At the level of the WoS or Scopus databases—which are multi-disciplinary in nature—the fractionalization of the citation counts would take care of the differences in “citation potentials” (Garfield 1979) both synchronically as diachronically (Althouse et al. 2009; Radicchi and Castellano 2012, p. 129) without imposing a priori categorization of journals in subject categories. In an email communication (23 June 2010), Ludo Waltman suggested that a remaining difference among fields of sciences might be caused by the different rates at which papers in the last 2 years are cited in different fields. Correction for this effect would require one additional normalization at the level of each journal.

The further introduction of non-parametric statistics into the system may take more time because of existing institutional routines. Most recently, however, both the SCImago Institutions Rankings (at http://www.scimagoir.com/pdf/sir_2011_world_report.pdf) and the Leiden Ranking 2011/2012 (at http://www.leidenranking.com/ranking.aspx) introduced the 10% most-highly cited papers as the Excellence Index and Proportion top-10% publications (PPtop 10%), respectively. Bornmann and Leydesdorff (2011) used this same standard for overlays on Google Maps. These excellence indicators for the Scopus and WoS databases, respectively, allow for statistical testing of the significance of differences and rankings (Bornmann et al., in press; Leydesdorff and Bornmann, in press). As noted, the top-10% most-highly cited can be considered as a special case of I3 (Rousseau, in press). This measure thus has all the advantages listed above. It may be easier to understand this measure than I3 on the basis of quantiles or its equivalent using six percentile ranks (PR6).

Given the increasing consensus about the proportion of the top-10% most-highly cited papers as an excellence indicator, one could also explore this measure as an alternative to the IF. Using fractional counting of the citations and with proper normalization for different document types, the differences of “citation potentials” of journals in different fields of science can significantly be reduced (Leydesdorff and Bornmann 2011a). The indicator is intuitively simple, allows for statistical testing, and accords with the current state of the art.

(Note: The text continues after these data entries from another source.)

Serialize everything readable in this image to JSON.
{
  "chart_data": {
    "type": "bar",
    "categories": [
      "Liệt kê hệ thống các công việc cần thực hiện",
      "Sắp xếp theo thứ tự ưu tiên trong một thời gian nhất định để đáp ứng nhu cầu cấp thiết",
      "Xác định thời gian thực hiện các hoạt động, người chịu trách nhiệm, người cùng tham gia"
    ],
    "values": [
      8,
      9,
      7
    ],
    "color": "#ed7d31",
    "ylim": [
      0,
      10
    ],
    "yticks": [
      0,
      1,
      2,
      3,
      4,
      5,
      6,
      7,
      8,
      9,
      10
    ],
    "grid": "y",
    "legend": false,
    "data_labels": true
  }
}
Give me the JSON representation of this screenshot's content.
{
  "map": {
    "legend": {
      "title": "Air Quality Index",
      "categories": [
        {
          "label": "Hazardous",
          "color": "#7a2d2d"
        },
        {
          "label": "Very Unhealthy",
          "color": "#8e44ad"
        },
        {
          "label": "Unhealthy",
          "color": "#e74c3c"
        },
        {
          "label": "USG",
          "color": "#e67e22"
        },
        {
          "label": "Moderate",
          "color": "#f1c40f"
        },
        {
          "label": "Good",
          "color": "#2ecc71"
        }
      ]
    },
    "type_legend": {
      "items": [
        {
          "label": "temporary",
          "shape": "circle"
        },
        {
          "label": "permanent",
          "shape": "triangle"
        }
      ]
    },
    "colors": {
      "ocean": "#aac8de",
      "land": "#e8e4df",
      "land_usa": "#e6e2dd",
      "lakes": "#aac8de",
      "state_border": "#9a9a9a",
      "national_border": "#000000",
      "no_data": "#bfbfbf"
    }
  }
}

Further research is needed because the proportion of 10% most-highly cited documents may insufficiently distinguish among a potentially large group of journals with no or few publications in the top-10%. In the case of patent evaluation, Leydesdorff and Bornmann (in press, b), for example, used the top-25% for this reason (cf. Adams et al. 2000). The top-quartile may be more useful than the top-10% in the case of journals, but this issue has to be informed by empirical research. In addition to the excellence indicator, I3 and/or PR6 provide impact indicators which allow for comparisons among less excellent units of analysis by taking also their productivity into account.